For the six-month period ended June 30, Horizon's revenues fell to £22.4 million ($29.3 million) from £26.1 million a year earlier. On a constant currency basis, the gene editing and gene modulation technologies firm's revenues were down nearly 16 percent to £22.0 million.
First-half revenues from Horizon's research reagents unit dropped 15 percent to £16.0 million from £18.9 million. Horizon's reagents operations now include diagnostics following its recent decision to discontinue the manufacture of custom cell line-derived reference standards to focus on higher volume off-the-shelf and made-to-order reference standards.
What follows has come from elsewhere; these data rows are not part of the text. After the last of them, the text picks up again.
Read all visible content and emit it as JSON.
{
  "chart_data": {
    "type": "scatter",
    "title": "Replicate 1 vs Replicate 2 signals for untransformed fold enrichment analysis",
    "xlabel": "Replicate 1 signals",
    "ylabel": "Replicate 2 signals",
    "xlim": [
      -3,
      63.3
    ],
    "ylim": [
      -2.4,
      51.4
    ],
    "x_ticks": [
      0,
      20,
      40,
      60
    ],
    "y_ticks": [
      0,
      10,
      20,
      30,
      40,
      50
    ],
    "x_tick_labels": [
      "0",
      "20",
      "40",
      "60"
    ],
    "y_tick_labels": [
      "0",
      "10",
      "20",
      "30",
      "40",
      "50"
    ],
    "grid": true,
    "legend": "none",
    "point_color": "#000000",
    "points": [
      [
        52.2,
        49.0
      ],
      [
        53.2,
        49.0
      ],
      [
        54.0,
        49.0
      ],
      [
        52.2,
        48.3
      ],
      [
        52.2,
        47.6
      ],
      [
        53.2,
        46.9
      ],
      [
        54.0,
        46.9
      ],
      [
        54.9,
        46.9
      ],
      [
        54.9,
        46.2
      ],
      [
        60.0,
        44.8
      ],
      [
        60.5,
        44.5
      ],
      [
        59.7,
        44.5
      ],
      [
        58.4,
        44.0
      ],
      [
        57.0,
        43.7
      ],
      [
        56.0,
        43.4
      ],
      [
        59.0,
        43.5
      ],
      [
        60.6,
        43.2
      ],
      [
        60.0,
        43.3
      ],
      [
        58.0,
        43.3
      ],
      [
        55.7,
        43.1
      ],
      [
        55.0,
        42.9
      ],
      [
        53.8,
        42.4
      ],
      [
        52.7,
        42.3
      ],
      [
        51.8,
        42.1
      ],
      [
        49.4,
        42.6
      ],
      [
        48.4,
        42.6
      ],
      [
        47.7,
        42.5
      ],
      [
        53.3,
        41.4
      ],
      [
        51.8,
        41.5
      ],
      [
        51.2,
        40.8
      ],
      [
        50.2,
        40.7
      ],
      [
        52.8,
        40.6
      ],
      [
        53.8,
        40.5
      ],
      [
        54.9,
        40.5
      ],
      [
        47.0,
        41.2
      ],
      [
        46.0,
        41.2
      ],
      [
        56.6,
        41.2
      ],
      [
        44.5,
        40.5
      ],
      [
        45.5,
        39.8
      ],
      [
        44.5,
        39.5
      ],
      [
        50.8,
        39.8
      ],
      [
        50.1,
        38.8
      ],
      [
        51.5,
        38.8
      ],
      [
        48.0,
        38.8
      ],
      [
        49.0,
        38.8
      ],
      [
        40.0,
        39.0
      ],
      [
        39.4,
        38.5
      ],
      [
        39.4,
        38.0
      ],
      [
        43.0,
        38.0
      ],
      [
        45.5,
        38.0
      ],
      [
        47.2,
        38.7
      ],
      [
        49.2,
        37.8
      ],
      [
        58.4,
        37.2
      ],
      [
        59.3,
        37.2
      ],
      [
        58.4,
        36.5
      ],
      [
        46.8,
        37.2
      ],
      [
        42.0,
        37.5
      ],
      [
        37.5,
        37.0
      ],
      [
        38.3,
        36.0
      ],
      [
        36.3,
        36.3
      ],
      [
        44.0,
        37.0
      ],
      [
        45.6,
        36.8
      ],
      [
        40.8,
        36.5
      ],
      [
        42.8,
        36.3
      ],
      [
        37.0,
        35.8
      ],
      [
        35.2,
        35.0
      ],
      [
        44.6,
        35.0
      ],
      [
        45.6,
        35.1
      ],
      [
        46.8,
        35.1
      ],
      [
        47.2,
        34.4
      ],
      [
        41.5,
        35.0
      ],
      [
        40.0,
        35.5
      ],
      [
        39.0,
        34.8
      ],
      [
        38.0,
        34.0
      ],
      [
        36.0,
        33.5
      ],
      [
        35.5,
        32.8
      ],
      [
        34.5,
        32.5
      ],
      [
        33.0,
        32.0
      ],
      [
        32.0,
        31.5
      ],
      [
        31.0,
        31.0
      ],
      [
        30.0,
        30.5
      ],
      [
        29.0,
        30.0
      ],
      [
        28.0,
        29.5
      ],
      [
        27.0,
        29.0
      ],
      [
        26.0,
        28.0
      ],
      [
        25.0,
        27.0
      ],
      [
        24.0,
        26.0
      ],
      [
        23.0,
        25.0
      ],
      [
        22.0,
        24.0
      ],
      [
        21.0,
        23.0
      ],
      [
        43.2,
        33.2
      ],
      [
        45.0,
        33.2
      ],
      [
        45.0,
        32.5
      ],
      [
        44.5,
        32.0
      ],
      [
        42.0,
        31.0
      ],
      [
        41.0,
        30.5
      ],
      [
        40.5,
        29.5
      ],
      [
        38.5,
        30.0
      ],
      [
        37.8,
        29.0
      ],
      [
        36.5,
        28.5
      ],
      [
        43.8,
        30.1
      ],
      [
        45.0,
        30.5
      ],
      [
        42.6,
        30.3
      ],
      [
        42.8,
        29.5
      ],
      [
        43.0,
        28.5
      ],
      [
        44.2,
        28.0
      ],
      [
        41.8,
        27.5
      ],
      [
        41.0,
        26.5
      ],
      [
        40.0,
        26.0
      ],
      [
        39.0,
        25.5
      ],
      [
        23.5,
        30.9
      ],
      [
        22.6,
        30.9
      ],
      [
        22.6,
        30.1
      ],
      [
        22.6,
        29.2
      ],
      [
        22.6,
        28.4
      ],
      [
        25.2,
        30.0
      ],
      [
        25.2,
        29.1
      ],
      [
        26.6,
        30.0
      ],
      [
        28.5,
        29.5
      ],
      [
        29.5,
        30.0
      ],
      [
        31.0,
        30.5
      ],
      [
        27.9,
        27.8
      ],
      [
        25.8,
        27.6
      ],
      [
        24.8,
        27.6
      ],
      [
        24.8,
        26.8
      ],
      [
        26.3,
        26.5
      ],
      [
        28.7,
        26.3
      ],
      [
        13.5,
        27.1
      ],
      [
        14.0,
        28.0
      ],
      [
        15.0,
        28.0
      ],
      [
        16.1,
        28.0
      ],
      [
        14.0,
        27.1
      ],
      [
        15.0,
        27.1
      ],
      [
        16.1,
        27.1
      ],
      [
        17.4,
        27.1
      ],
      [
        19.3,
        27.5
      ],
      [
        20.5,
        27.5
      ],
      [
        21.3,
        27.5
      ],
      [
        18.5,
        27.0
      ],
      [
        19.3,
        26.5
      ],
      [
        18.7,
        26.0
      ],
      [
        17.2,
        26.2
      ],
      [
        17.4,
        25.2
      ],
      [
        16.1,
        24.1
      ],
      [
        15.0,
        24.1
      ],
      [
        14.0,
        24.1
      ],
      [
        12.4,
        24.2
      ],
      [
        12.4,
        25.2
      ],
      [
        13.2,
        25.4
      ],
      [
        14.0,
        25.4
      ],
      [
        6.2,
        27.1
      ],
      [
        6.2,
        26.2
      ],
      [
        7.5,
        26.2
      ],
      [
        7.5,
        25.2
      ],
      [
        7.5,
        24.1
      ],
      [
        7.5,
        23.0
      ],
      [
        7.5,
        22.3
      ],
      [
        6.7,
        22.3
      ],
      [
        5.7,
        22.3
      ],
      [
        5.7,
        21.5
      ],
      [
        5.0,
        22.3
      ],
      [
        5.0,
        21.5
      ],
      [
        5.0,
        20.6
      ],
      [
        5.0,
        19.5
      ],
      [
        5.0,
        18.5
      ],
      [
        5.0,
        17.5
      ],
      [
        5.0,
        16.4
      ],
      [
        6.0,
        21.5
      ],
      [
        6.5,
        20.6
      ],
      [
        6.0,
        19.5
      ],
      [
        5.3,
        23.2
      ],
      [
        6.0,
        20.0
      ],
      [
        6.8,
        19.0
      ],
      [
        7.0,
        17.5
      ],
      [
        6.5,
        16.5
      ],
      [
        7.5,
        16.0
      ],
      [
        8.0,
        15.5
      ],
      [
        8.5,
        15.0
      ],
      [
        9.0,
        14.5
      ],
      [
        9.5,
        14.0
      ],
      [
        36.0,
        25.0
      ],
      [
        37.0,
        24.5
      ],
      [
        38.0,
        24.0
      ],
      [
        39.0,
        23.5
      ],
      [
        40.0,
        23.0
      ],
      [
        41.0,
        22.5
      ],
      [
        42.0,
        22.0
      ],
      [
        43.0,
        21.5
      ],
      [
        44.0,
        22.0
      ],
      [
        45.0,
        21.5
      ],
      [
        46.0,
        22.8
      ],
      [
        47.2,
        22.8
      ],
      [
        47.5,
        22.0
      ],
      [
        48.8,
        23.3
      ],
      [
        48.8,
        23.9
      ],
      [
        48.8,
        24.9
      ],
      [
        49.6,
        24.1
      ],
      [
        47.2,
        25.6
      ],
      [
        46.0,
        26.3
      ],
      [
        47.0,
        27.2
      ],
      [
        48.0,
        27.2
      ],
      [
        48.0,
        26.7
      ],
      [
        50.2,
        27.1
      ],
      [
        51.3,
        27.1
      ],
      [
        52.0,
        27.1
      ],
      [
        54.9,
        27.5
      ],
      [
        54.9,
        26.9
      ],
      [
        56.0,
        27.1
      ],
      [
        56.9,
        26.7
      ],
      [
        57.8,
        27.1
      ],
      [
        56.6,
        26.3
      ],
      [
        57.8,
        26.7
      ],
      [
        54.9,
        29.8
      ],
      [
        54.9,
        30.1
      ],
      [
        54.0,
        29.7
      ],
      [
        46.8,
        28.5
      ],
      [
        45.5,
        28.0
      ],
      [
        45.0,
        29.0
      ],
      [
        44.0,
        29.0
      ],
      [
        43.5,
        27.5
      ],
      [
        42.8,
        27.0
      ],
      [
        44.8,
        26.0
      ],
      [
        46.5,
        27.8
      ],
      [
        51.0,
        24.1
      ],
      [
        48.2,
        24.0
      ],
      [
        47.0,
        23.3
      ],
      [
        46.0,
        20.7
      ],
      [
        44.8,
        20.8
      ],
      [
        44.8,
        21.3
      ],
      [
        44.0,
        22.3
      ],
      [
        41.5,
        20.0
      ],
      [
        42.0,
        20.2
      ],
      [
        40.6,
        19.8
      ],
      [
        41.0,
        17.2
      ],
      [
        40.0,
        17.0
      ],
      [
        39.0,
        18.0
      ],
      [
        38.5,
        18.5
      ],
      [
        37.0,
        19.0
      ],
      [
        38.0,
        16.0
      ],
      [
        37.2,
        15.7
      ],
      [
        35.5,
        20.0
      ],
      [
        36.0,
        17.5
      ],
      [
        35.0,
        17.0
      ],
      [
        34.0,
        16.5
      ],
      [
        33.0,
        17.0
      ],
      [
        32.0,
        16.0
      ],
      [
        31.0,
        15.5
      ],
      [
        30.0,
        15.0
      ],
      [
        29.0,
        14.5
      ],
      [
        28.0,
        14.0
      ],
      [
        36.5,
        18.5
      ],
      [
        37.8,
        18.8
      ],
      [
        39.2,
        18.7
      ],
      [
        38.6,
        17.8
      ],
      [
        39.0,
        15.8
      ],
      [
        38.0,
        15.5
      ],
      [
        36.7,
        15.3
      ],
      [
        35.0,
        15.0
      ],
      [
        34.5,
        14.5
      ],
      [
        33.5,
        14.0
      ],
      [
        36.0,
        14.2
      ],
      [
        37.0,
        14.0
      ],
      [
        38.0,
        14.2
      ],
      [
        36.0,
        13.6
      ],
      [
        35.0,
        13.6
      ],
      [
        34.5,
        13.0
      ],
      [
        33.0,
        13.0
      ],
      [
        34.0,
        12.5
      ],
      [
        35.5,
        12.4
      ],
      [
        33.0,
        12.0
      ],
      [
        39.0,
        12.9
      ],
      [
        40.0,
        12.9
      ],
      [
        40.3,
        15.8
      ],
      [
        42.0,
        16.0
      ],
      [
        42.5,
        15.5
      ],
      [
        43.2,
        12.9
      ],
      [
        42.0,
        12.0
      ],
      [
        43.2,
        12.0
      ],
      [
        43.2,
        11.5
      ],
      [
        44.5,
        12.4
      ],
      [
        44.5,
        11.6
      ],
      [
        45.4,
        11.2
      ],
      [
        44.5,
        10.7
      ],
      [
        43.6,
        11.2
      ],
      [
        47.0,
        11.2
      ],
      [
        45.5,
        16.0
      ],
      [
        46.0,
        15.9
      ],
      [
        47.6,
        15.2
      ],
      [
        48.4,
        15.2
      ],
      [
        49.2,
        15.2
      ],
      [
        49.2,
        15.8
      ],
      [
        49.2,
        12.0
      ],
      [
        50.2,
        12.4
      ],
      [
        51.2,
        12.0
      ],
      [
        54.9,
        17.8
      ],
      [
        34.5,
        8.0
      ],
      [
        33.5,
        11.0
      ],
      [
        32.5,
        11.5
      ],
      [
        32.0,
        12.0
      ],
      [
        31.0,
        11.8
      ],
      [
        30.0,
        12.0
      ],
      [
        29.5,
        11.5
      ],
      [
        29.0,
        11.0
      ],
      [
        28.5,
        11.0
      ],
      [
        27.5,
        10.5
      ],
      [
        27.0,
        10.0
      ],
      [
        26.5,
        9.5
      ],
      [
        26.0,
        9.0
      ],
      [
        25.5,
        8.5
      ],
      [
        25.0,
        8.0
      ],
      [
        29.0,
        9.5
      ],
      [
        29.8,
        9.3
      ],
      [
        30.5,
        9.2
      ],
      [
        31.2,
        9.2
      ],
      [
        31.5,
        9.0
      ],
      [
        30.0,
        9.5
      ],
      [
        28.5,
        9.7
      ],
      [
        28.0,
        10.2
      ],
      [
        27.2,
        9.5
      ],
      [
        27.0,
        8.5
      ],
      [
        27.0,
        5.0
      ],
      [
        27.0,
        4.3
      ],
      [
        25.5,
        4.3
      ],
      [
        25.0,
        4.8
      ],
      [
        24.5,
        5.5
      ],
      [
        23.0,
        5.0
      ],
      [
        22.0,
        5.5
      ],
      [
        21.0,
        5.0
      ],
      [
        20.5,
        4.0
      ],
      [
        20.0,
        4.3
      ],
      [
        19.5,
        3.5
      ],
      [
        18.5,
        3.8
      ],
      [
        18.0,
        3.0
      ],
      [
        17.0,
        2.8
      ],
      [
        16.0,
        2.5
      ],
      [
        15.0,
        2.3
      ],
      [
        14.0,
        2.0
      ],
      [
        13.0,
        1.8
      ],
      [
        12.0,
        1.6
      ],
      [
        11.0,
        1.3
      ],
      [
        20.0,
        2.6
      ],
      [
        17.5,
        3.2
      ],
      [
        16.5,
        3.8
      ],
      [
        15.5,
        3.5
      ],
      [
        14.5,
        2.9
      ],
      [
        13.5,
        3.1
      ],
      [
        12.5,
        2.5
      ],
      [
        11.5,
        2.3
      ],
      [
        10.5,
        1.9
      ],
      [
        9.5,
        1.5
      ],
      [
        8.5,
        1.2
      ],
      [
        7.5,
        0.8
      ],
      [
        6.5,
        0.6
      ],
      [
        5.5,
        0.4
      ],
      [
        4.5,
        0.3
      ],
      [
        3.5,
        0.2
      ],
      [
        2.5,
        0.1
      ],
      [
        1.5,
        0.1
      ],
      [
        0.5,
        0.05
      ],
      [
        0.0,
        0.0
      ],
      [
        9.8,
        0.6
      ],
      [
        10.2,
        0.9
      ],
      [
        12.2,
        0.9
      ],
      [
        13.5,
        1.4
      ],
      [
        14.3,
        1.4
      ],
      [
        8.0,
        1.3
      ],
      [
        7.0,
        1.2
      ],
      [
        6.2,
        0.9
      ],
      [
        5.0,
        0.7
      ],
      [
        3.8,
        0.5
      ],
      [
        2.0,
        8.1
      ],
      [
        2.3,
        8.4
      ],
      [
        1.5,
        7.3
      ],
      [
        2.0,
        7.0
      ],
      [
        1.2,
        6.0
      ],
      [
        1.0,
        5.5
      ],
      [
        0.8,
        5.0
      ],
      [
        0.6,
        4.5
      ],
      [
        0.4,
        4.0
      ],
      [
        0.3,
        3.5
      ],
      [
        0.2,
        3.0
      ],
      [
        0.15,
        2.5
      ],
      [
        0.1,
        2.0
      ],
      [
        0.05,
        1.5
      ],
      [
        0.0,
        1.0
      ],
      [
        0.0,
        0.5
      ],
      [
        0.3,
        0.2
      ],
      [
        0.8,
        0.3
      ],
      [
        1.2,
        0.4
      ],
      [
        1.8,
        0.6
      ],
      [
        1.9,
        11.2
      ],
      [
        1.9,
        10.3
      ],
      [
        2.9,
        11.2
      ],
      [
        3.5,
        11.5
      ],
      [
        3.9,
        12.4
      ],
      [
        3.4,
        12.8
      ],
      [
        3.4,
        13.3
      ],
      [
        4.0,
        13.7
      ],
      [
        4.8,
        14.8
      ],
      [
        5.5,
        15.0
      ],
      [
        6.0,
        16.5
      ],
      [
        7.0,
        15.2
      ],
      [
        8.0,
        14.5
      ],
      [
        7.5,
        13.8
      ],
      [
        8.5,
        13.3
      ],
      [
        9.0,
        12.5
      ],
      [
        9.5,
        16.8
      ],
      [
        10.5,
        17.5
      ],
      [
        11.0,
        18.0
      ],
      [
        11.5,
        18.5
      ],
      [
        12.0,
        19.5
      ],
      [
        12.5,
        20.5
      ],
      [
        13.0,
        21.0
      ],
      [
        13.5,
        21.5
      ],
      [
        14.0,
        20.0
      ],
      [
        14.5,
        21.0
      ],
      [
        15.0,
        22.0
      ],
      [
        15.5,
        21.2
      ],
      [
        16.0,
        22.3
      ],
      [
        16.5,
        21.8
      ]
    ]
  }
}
Bioproduction revenues, meanwhile, fell 29 percent to £2.0 million from £2.8 million, while screening revenues ticked up 2 percent to £4.4 million from £4.3 million in the same period last year. Horizon has yet to record revenues from its newly established base editing unit, which is developing a gene-editing technology exclusively licensed from Rutgers University.
"We were affected by COVID-19 and the widespread lockdown in the second quarter of the year, which resulted in a rapid reduction in academic research work, leading to a marked reduction in orders for our research reagents business unit in particular," Horizon CEO Terry Pizzie said in a statement.
"Whilst in H2 2020 we will not make up the revenues lost in our research reagents business during Q2 and have experienced delays to evaluations in bioproduction, COVID-19 has also positively impacted demand for our services in screening as our biopharma customers embraced outsourcing to meet their own business challenges during the pandemic," he noted.
Cambridge, UK-based Horizon's H1 net loss climbed to £9.4 million, or 6.1 pence per share, versus £5.6 million, or 3.7 pence per share, in the year-ago period.
Its R&D costs were up almost 9 percent to £7.5 million from £6.9 million while SG&A expenses rose 13 percent to £19.3 million from £17.1 million, in part due to Horizon's preparations for a listing on the Nasdaq and the ramping up of its base editing unit operations.
At the end of June, Horizon had cash and cash equivalents totaling £23.6 million.